Melekler tebrik ediyorlardı...

22/02/2022 Salı Köşe yazarı A.U

Resûlullah Efendimiz, her sabah namazını kıldıktan sonra yüzünü Eshâba çevirirlerdi.

Bir sabah öyle olmadı.

Hazret-i Alî’yi yanına aldı.

Ve onunla çıkıp gitti.

Hazret-i Hüseyin doğmuştu.

Bu sebeple Hazret-i Fâtıma'nın evine gitmişlerdi.

Efendimiz Hazret-i Alî'ye;

"Sen kapıda dur, kimseyi içeri alma!" buyurdu.

Melekler geliyordu.

Ve tebrik ediyorlardı.

Hazret-i Ebû Bekr duramayıp, hazret-i Alî'nin evine gitti.

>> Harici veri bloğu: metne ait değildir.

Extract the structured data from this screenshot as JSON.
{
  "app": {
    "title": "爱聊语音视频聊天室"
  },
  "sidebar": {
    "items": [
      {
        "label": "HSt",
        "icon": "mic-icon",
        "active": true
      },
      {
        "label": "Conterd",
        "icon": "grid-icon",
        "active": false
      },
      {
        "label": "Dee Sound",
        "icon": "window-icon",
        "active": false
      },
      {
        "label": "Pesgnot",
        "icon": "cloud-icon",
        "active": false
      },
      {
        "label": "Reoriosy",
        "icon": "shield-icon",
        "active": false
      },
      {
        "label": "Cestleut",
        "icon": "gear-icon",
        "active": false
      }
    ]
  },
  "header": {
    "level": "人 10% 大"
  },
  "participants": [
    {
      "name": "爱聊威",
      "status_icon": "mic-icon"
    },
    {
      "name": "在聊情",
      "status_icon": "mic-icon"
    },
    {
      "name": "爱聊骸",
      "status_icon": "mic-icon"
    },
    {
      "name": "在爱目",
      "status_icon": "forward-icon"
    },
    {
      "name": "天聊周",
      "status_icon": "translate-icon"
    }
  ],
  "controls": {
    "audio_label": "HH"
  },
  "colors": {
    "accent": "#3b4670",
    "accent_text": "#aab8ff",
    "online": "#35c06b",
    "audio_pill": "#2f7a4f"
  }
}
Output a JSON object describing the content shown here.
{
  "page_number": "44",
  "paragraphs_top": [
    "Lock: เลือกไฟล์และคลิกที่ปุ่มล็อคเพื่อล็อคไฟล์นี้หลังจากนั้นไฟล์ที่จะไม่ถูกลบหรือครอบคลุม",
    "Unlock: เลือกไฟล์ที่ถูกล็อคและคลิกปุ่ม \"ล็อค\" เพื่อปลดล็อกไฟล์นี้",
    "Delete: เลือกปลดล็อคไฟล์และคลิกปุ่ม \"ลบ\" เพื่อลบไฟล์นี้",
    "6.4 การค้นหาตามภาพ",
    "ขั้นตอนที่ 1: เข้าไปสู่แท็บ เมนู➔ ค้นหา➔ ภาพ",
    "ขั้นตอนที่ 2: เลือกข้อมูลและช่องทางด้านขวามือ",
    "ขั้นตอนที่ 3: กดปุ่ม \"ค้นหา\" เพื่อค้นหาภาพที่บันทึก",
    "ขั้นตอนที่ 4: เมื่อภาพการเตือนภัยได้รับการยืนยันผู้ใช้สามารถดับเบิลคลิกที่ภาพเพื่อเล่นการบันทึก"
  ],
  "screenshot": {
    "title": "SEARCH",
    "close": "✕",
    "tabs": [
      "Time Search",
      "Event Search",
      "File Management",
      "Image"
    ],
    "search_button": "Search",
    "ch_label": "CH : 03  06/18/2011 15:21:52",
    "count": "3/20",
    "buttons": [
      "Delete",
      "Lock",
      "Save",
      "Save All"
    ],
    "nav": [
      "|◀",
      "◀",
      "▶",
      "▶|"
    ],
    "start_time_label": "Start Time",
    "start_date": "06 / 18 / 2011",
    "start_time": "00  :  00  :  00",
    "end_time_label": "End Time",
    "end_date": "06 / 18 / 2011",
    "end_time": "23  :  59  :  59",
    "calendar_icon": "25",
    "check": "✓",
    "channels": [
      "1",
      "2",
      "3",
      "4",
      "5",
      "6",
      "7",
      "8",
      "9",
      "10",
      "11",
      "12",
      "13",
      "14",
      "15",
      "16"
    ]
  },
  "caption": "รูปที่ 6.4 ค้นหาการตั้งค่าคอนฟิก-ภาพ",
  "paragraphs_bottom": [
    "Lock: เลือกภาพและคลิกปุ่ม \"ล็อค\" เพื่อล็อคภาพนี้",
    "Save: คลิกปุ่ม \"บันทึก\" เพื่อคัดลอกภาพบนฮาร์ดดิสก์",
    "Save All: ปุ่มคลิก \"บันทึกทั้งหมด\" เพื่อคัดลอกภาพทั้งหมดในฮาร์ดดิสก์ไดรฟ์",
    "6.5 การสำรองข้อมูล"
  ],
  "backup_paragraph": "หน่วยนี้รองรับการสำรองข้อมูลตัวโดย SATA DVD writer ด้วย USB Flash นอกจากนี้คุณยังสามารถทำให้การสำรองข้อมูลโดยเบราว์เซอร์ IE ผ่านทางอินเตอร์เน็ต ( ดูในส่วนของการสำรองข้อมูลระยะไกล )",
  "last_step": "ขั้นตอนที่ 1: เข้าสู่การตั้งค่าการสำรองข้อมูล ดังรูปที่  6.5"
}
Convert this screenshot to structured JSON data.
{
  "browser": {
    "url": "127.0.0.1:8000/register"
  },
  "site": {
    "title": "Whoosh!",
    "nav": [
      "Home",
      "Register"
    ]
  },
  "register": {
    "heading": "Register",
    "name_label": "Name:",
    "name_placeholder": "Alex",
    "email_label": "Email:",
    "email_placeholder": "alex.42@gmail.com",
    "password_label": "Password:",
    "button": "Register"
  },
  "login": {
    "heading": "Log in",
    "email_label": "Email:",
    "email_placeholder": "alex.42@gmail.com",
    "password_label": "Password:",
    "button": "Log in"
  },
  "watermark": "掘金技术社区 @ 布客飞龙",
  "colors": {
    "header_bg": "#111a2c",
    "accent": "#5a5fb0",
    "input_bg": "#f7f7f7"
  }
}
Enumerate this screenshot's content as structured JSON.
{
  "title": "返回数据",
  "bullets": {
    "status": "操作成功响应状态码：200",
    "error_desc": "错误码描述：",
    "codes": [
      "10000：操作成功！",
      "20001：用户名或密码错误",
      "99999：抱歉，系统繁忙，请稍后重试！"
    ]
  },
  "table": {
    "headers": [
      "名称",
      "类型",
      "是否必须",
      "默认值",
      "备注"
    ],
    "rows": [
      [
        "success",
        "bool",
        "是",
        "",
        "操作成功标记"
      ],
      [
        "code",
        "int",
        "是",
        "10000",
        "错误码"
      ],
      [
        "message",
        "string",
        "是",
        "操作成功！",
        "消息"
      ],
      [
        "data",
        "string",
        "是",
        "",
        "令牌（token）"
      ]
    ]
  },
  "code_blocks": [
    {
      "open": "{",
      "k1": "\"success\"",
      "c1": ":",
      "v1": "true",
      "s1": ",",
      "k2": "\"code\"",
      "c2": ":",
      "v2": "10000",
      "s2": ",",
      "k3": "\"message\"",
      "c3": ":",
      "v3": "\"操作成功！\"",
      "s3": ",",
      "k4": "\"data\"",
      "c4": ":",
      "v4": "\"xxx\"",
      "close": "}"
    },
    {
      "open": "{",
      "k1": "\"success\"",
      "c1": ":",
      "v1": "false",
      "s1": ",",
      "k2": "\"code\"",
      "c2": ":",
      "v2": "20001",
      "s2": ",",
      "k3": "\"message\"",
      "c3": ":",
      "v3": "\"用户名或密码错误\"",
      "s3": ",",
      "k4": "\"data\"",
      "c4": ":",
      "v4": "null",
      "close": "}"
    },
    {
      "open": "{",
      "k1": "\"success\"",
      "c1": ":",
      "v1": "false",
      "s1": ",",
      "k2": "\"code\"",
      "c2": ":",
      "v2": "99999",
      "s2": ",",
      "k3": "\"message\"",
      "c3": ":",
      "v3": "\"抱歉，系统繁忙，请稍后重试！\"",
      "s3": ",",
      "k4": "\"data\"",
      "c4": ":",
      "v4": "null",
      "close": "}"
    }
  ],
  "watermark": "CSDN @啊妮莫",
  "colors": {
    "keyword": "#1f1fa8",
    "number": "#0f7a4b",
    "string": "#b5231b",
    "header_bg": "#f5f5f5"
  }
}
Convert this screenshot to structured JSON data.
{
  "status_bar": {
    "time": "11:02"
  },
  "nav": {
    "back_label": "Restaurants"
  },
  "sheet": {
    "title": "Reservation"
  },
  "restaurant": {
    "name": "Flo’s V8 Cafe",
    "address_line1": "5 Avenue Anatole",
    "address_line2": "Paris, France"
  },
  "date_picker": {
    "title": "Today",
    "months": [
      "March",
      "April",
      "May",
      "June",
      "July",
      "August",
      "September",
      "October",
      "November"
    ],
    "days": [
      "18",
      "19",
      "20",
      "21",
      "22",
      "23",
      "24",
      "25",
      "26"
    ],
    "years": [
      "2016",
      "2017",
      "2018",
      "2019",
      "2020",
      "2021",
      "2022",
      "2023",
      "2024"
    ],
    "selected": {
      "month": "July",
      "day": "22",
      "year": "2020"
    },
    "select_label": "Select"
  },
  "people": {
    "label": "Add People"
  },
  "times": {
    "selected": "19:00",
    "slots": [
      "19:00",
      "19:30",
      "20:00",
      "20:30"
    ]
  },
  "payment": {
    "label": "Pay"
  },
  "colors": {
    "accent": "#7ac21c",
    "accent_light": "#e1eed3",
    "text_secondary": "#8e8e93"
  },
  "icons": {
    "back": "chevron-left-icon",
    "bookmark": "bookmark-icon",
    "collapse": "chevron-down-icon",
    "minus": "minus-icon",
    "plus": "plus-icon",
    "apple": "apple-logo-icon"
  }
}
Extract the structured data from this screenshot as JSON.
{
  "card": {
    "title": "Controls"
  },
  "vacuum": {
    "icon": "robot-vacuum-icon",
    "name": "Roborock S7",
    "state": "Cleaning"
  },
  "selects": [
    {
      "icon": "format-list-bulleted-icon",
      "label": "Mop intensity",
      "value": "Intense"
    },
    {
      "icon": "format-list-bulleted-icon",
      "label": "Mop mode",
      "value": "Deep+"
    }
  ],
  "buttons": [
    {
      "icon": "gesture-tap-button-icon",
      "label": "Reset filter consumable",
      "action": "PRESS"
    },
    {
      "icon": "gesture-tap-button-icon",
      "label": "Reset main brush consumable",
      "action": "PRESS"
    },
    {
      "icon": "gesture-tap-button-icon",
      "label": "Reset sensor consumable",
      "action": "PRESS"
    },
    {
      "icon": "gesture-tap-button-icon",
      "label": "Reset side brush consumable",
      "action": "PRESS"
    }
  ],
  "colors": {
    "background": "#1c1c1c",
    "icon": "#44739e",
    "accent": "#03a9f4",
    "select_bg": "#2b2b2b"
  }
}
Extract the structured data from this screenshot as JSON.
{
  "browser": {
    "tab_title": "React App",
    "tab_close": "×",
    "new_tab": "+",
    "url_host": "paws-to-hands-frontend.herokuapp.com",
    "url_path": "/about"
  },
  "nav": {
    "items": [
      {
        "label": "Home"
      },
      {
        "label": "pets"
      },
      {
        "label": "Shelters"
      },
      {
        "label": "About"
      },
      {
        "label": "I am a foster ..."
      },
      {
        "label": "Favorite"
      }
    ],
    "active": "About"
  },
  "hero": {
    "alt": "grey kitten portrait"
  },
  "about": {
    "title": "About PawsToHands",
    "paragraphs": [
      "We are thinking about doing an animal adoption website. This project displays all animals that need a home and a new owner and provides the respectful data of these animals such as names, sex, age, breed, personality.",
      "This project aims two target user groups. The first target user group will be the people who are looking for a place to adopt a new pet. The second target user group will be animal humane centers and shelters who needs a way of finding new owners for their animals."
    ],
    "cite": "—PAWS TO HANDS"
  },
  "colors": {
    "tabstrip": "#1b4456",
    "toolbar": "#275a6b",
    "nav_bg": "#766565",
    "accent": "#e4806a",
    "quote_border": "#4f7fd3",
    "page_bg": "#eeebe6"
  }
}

Sonra, cümle Eshâb, grup grup o eve gittiler.

Hazret-i Sıddîk, hazret-i Alî’ye;

"Efendimiz nerde” diye sordu.

O da, "İçerdeler" dedi.

"İzin ver, ben de gireyim."

"Allah'ın Resûlü şimdi meşguller. Dört yüz yirmi dört bin melek tebrik için geldiler" dedi.

Hazret-i Sıddîk şaşırdı!

Cümle Eshab da şaşırdılar.

Bir ara Efendimiz dışarı çıkıp, herkesin içeri girmesini emredince, bütün Eshâb-ı kirâm içeri girdiler.

Ve Hazret-i Alî'nin, meleklerin sayısı hakkındaki sözünü Efendimize arz ettiler.

Resûlullah sordu ona:

"Yâ Alî, bunu nasıl bildin?"

"Melekler grup grup geliyor ve sayılarını bana bildiriyorlardı" dedi.

Efendimiz;

"Allah, aklını ziyâde etsin yâ Alî!" buyurdular.